We Embarked Ourselves On The Delightfullest Lake Of The World.
I tooke
notice of their Cottages & of the journeys of our navigation, for because
that the country was so pleasant, so beautifull & fruitfull that it grieved
me to see that the world could not discover such inticing countrys to live
in.
This I say because that the Europeans fight for a rock in the sea
against one another, or for a sterill land and horrid country, that the
people sent heere or there by the changement of the aire ingenders
sicknesse and dies thereof. Contrarywise those kingdoms are so delicious &
under so temperat a climat, plentifull of all things, the earth bringing
foorth its fruit twice a yeare, the people live long & lusty & wise in
their way. What conquest would that bee att litle or no cost; what
laborinth of pleasure should millions of people have, instead that millions
complaine of misery & poverty! What should not men reape out of the love of
God in converting the souls heere, is more to be gained to heaven then what
is by differences of nothing there, should not be so many dangers committed
under the pretence of religion! Why so many thoesoever are hid from us by
our owne faults, by our negligence, covetousnesse, & unbeliefe. It's true,
I confesse, that the accesse is difficult, but must say that we are like
the Cockscombs of Paris, when first they begin to have wings, imagining
that the larks will fall in their mouths roasted; but we ought [to
remember] that vertue is not acquired without labour & taking great paines.

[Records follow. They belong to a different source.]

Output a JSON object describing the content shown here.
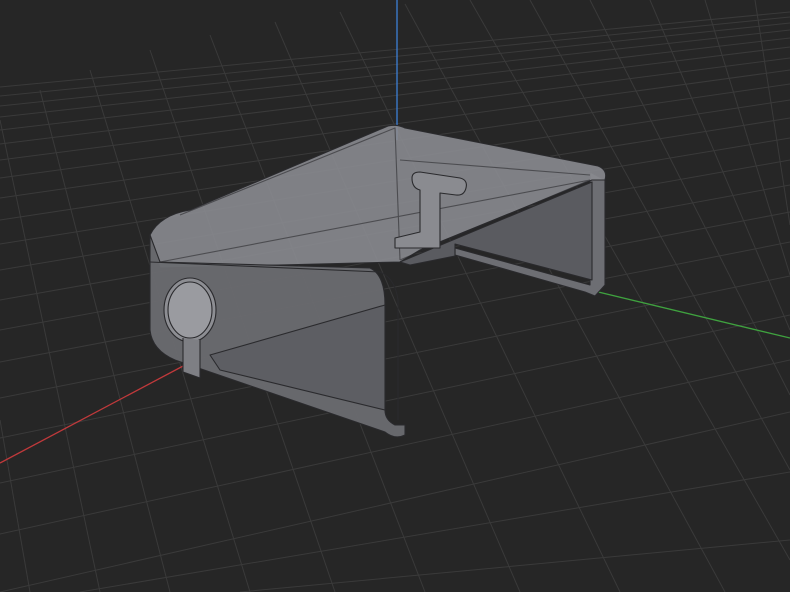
{
  "viewport": {
    "background": "#262626",
    "grid_color": "#3a3a3a",
    "grid_major_color": "#444444"
  },
  "axes": {
    "x_color": "#c0393b",
    "y_color": "#3fa23f",
    "z_color": "#3d7fd6"
  },
  "model": {
    "shape": "bent-sheet-bracket",
    "body_color": "#7a7b80",
    "edge_color": "#2a2a2d",
    "opacity": 0.55
  }
}
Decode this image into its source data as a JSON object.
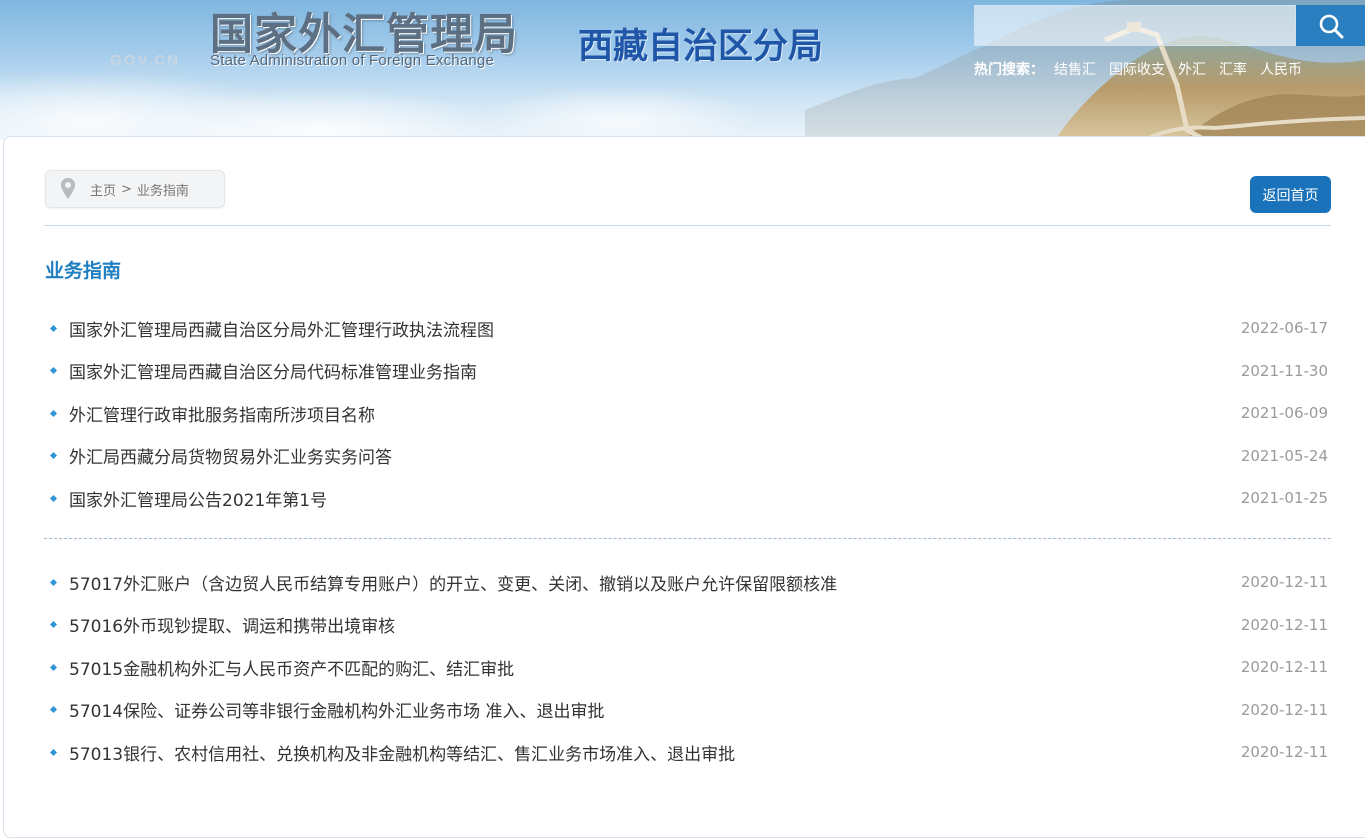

We meet with severall nations, all sedentary, amazed to see us, & weare
very civil. The further we sejourned the delightfuller the land was to us.
I can say that [in] my lifetime I never saw a more incomparable country,
for all I have ben in Italy; yett Italy comes short of it, as I think, when
it was inhabited, & now forsaken of the wildmen. Being about the great sea,
we conversed with people that dwelleth about the salt water, [Footnote:
"That dwelleth about the salt water;" namely, Hudson's Bay.] who tould us
that they saw some great white thing sometimes uppon the water, & came
towards the shore, & men in the top of it, and made a noise like a company
of swans; which made me believe that they weare mistaken, for I could not
imagine what it could be, except the Spaniard; & the reason is that we
found a barill broken as they use in Spaine. Those people have their haires
long. They reape twice a yeare; they are called Tatarga, that is to say,
buff. They warre against Nadoneceronons, and warre also against the
Christinos. These 2 doe no great harme to one another, because the lake is
betweene both. They are generally stout men, that they are able to defend
themselves. They come but once a year to fight. If the season of the yeare
had permitted us to stay, for we intended to goe backe the yeare following,
we had indeavoured to make peace betweene them.